Glencore (GLCNF) will also disclose more information about emissions from its activities and products.
The Anglo-Swiss company, which boasts a major commodity trading business, said the dramatic shift in strategy was based on talks with shareholders who signed the Climate Action 100+ initiative.
Climate Action 100+ is backed by 300 investors with over $32 trillion in assets under management. It has been using its influence to push companies to reduce harmful emissions and disclose more climate data.
The group, which includes the Church of England’s influential investment fund, previously convinced Shell and BP (BP) to set emission reduction targets.
“The simple truth is that in the absence of commercially viable carbon capture and storage, coal has no long-term future in the energy mix,” said Carlota Garcia-Manas, an analyst who helps manage the Church of England fund.
Pressure on companies has been building since the UN warned last year that the world has only 12 years to avert a climate disaster. But some environmental groups said Wednesday that Glencore has not gone far enough.
“To truly align with the Paris Agreement, Glencore must go much further in reducing its coal operations,” the Dutch branches of Greenpeace, Friends of the Earth and ActionAid International said in a joint statement.
“Halting expansion is not enough, we have to move towards rapid fossil fuel phase out to avert catastrophic climate change,” the groups added.

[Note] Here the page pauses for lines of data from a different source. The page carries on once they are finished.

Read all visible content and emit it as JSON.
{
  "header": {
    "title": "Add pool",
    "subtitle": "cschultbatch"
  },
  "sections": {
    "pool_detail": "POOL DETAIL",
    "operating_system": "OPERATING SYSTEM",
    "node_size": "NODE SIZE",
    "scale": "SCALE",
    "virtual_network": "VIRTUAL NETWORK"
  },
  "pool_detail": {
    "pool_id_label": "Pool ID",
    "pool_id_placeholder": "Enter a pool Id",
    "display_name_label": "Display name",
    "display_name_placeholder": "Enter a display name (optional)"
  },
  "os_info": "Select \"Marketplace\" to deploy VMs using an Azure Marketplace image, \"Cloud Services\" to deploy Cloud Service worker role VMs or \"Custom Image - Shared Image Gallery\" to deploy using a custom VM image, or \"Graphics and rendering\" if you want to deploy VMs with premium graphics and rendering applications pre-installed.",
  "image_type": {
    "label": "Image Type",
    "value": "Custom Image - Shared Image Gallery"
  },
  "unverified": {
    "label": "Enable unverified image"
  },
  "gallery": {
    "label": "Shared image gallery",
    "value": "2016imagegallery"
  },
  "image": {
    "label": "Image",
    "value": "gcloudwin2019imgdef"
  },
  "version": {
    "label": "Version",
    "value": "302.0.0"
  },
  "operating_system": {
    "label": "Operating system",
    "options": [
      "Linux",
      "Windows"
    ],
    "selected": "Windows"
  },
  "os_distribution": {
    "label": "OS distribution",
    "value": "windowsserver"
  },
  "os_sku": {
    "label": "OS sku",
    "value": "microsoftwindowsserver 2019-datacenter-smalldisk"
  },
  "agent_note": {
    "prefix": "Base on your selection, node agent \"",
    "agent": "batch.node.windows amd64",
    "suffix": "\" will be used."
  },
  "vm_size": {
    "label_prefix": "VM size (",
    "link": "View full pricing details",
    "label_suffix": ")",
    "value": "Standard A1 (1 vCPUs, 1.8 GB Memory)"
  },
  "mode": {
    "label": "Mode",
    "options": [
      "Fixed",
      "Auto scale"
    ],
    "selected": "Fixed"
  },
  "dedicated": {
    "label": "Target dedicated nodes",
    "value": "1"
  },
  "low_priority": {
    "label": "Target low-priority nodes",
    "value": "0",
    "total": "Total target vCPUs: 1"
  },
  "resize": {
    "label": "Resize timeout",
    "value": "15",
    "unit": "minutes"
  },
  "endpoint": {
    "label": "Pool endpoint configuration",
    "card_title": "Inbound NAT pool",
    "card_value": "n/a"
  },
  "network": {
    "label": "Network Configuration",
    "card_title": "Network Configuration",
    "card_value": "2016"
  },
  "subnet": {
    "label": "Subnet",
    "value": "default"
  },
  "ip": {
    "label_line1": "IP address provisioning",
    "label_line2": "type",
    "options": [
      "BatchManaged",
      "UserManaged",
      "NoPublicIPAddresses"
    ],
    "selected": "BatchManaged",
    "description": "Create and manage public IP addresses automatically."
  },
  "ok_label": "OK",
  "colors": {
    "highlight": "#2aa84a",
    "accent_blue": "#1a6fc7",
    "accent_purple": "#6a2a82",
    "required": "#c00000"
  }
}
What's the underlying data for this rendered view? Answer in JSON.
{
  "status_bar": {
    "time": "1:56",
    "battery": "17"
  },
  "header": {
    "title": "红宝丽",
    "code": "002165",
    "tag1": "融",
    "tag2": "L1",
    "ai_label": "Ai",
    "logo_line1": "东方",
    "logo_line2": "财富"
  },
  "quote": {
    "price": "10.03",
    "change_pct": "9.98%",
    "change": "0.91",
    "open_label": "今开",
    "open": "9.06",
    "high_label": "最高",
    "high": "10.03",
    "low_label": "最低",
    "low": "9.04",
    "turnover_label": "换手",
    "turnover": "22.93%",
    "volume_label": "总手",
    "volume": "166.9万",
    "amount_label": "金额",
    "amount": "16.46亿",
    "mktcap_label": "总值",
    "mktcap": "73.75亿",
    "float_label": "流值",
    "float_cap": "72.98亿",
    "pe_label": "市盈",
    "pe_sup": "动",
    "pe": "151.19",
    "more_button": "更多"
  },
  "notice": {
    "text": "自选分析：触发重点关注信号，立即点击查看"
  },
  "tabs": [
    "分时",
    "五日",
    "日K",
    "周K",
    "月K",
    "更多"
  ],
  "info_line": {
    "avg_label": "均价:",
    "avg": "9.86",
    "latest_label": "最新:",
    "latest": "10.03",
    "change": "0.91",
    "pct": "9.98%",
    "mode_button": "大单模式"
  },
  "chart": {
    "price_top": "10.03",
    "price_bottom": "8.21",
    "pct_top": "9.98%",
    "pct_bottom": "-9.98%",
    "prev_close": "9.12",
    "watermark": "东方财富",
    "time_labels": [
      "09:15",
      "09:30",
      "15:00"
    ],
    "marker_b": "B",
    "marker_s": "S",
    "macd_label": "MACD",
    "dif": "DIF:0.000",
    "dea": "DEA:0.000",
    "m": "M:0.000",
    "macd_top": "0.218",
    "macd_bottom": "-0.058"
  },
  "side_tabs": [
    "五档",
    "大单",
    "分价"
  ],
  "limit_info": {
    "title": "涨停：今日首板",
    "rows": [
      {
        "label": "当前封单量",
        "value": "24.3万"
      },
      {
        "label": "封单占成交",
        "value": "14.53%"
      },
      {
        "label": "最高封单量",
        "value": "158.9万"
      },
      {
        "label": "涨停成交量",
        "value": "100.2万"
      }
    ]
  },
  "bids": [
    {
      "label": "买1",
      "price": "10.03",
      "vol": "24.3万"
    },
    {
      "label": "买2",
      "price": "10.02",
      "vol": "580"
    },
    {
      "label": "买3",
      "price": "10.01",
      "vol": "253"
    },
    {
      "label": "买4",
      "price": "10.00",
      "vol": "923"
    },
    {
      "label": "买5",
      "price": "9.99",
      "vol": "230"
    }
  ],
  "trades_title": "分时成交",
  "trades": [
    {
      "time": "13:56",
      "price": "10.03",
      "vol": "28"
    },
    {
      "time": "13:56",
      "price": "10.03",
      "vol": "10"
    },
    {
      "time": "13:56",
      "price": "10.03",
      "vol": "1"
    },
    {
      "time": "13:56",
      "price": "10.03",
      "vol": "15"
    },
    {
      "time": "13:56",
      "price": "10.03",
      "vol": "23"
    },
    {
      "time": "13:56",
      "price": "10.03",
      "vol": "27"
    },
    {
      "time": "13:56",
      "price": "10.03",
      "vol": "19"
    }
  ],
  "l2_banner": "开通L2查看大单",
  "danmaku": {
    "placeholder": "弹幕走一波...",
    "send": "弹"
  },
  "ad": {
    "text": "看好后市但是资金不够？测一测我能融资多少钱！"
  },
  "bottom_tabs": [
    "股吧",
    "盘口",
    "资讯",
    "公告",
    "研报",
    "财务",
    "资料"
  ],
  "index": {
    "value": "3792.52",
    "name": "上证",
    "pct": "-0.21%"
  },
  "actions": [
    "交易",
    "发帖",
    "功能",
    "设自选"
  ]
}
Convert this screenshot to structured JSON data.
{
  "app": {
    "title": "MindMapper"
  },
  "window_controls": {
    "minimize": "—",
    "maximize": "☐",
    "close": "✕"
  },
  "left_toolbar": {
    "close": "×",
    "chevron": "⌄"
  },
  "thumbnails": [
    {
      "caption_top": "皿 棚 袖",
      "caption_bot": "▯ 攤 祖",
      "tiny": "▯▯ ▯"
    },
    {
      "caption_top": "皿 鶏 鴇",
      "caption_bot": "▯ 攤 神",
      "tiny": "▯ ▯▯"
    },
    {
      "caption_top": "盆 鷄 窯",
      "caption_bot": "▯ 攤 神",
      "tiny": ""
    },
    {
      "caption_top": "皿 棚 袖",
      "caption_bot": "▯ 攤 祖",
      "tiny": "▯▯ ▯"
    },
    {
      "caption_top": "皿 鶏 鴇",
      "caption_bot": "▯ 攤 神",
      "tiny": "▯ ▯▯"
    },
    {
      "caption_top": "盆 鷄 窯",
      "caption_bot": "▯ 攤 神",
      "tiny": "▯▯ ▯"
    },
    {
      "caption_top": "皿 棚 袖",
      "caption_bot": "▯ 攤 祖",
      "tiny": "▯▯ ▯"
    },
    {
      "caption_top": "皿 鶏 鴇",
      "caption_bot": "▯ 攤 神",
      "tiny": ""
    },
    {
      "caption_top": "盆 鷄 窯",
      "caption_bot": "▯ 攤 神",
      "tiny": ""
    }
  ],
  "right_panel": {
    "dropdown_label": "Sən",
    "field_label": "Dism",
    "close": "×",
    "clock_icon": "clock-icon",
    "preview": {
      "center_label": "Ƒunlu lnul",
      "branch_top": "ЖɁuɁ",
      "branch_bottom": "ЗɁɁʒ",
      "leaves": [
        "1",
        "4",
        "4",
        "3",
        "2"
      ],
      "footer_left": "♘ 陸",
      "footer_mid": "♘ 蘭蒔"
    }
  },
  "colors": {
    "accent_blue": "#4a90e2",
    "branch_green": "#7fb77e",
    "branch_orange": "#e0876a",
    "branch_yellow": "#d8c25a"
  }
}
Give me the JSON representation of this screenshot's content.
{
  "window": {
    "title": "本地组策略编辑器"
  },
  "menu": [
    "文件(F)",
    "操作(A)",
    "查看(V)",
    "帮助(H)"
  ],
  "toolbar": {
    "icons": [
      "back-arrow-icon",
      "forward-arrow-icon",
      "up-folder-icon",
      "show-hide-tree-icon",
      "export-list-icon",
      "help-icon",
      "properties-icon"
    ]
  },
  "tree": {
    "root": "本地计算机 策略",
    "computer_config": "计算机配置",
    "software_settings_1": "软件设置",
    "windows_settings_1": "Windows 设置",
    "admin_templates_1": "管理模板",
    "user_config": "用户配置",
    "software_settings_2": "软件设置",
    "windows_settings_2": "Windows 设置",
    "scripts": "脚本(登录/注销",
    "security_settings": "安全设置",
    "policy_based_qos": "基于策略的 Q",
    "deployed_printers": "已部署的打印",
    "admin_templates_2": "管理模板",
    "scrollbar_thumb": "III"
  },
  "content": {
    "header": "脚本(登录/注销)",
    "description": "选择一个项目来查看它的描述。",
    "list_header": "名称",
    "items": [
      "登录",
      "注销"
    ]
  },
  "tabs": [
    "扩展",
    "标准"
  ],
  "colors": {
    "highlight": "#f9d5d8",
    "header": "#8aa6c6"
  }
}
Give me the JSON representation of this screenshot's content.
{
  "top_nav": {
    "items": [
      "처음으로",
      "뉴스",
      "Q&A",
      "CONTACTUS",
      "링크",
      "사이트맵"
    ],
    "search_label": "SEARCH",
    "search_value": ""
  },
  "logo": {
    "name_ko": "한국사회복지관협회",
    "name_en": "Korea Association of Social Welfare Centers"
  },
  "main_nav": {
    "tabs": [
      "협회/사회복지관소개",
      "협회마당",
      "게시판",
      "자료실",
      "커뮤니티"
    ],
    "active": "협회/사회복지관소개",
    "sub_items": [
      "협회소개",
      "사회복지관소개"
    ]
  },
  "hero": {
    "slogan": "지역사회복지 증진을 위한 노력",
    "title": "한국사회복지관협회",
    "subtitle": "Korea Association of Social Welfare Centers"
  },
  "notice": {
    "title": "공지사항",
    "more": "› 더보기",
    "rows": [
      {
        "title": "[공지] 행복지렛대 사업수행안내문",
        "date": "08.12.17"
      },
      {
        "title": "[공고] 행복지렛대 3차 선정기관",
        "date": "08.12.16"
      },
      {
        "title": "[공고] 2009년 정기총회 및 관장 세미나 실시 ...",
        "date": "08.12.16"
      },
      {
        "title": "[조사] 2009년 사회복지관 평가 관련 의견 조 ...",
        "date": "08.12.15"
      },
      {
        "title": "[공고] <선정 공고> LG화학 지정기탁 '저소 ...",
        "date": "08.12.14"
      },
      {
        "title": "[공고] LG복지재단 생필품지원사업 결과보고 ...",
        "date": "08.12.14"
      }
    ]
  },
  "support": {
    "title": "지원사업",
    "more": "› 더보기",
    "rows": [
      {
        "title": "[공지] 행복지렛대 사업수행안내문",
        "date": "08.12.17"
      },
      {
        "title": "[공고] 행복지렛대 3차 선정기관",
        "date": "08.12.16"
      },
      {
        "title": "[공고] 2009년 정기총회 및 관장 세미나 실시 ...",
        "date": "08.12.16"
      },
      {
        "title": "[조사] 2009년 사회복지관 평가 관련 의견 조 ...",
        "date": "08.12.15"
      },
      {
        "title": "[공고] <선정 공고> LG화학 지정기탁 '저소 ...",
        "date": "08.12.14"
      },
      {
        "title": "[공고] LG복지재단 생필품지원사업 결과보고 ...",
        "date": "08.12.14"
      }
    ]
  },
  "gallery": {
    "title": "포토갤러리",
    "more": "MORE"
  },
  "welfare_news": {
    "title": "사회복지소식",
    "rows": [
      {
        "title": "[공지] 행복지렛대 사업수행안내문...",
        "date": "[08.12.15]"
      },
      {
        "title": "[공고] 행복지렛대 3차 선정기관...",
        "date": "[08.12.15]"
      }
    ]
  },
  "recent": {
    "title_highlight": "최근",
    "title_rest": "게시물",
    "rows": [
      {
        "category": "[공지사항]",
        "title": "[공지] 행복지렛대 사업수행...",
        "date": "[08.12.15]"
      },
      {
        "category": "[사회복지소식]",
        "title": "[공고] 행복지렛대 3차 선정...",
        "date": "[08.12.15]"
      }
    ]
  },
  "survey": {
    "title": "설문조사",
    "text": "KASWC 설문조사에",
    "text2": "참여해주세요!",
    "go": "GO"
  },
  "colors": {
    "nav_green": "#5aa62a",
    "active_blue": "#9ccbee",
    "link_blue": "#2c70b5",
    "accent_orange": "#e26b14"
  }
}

Andrew Grant, senior analyst at the think tank Carbon Tracker, said that because coal is “the most carbon intensive of the of fossil fuels” it must be “eliminated from the energy system as quickly as possible.”
A big business
Glencore is one of the world’s largest producers and exporters of coal. In recent years, it has sought to expand its coal operations.
The company spent $1.7 billion last year on stakes in two Australian coal mines. The mines came onto the market when its rival Rio Tinto (RIO) became the first major mining company to exit fossil fuels.
Glencore said that in the future, it will instead focus on investing in commodities that will be essential to the transition away from fossil fuels.
“To deliver a strong investment case to our shareholders, we must invest in assets that will be resilient to regulatory, physical and operational risks related to climate change,” it said.
Yet coal is the source of 25% of Glencore’s earnings, according to the company’s most recent annual report. That makes it second only to copper.
The company owns stakes in 26 coal mines across Australia, South Africa and Colombia. In 2017, it produced more than 120 million tonnes of coal and employed around 21,000 people in those operations.
Glencore isn’t the only European company to come under pressure over their climate impact.
Shell is facing a potential lawsuit in the Netherlands, where activists argue that the company responsible under Dutch law for its contributions to climate change.
Rival oil company BP pledged in February to align its business more closely with global climate goals and link the bonuses of 36,000 employees to greenhouse gas reduction targets.